Once we had an initial artifact, we wanted to gather context (eg: what environment production/staging/test the infrastructure is for). The context a user needs to specify is derived from the set of guardrails that will be applied to the defined infrastructure. This meant we needed to do a low-effort pass to identify relevant guardrails (from the global set of guardrails on a user’s account) for the initial artifact. Then, we collected all valid context from those guardrails and compared it to the set of pre-specified global context on the account. This left us with a set of blocking context that a user would need to specify before proceeding.

This resulted in an interactive feedback loop with the user, presented on the web UI as required form fields. Once we retrieved the context, the next step was to generate an updated set of Terraform based on the relevant guardrails and valid context values.

We’ve now finally reached a point where we might have a valid artifact. We used a series of "checker" agents to conduct a common-sense evaluation of the Terraform to ensure it matched what the user originally wanted and didn’t break any ideological rules. Syntax was not our concern at this point because we relied on Resourcely’s existing non-LLM-based engine for ensuring that our Terraform was valid and adding the relevant best practices, security requirements, etc.

Proposing a future architecture

After getting the experiment mostly working end-to-end, we were happy to say that the proof of concept was validated, at least at a high level. However, we immediately agreed that the initial architecture was far too brittle to keep, and that we would need to redesign it from first principles based on what we learned.

Here are some of the key changes we proposed:

  1. Implementing Doubt Everywhere: At any place in the pipeline where user input is required, we need to implement doubt. You can never expect that a user gives you what you asked for or asks for what they want. As part of that, having explicit agents that try to weed out bad/garbage/nonsense inputs from user intent is crucial.
  2. Granular Breakdown: Break down parts of the pipeline over and over again until they reach a granularity that will be reproducible and deterministic. For example, instead of trying to deduce user intent in a single pass, we broke it into a multi-phase evaluation. First, we decide which set of providers (AWS, GCP, Azure, GitHub, etc.) the user is likely targeting, and then create a resource-provider hierarchy from the intent. We validate each of those assumptions and hierarchies with the user if our confidence is not extremely high. Only then do we map the individual resource-level intents to likely resource constructs offered by the provider. 

In other words, start by saying that “bucket” is probably associated with “AWS,” and only once that is validated, translate “bucket” into “AWS S3 bucket.”

  1. Isolated Resource Generation: Have a first pass where each Terraform resource is generated in isolation, and then use another agent to exclusively stitch them together. This separates the problem of referential declaration from creating the correct resource for a sub-intent.
  2. Validating Context and Guardrails Without AI: Use traditional methods to validate context and guardrails without the use of AI. This is not something AI is needed for, and it only adds more complexity and headache.

Conclusion

In conclusion, while AI can significantly aid in generating IaC, it requires a carefully designed architecture with iterative feedback loops and traditional logic to ensure reliability. 

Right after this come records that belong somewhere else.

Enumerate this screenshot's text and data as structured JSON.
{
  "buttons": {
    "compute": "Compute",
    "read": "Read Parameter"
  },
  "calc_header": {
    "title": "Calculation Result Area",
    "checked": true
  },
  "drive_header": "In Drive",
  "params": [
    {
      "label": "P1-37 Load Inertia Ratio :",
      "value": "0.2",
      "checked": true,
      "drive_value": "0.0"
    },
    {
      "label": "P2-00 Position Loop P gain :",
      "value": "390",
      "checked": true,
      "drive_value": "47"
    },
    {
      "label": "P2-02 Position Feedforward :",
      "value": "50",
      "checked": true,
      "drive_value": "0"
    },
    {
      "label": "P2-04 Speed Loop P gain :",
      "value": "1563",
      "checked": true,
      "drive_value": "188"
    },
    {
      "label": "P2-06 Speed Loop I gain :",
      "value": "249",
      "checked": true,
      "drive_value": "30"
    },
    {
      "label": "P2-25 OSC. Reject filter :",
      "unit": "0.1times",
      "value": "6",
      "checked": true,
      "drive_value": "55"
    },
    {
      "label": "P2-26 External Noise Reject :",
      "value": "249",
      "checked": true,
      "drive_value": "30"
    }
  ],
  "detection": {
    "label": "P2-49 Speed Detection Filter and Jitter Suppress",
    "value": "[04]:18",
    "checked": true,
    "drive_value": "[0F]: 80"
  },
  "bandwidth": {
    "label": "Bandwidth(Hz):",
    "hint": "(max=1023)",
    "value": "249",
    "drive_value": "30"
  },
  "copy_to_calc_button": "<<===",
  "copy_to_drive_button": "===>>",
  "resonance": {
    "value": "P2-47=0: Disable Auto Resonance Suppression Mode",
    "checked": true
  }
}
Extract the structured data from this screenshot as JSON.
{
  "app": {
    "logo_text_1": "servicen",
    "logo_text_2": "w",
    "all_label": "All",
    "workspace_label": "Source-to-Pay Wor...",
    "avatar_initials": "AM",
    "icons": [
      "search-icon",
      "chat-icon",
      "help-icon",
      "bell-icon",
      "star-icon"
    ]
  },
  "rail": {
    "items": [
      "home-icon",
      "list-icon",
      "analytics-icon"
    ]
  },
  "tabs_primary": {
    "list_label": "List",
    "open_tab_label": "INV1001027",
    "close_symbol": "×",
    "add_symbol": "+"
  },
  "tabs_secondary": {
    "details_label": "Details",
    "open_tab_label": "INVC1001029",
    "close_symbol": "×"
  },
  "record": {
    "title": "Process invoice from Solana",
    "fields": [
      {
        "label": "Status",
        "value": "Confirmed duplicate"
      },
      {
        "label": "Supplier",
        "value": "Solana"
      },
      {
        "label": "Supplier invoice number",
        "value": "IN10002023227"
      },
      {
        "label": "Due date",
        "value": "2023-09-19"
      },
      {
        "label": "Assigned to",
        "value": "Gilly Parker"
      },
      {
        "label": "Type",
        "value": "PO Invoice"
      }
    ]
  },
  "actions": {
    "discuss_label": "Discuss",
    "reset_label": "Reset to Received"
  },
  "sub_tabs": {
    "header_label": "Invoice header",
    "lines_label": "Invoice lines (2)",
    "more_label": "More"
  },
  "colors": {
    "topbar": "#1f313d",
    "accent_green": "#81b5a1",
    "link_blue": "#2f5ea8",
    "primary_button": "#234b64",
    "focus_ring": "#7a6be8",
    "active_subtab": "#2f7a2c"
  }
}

The journey we embarked on with Resourcely shows that while AI can bring us closer to a world where developers focus solely on their application logic, achieving this requires addressing the inherent ambiguities and limitations of AI systems. By breaking down tasks, implementing doubt, and relying on traditional logic where possible, we can create robust solutions that harness the power of AI without falling prey to its pitfalls.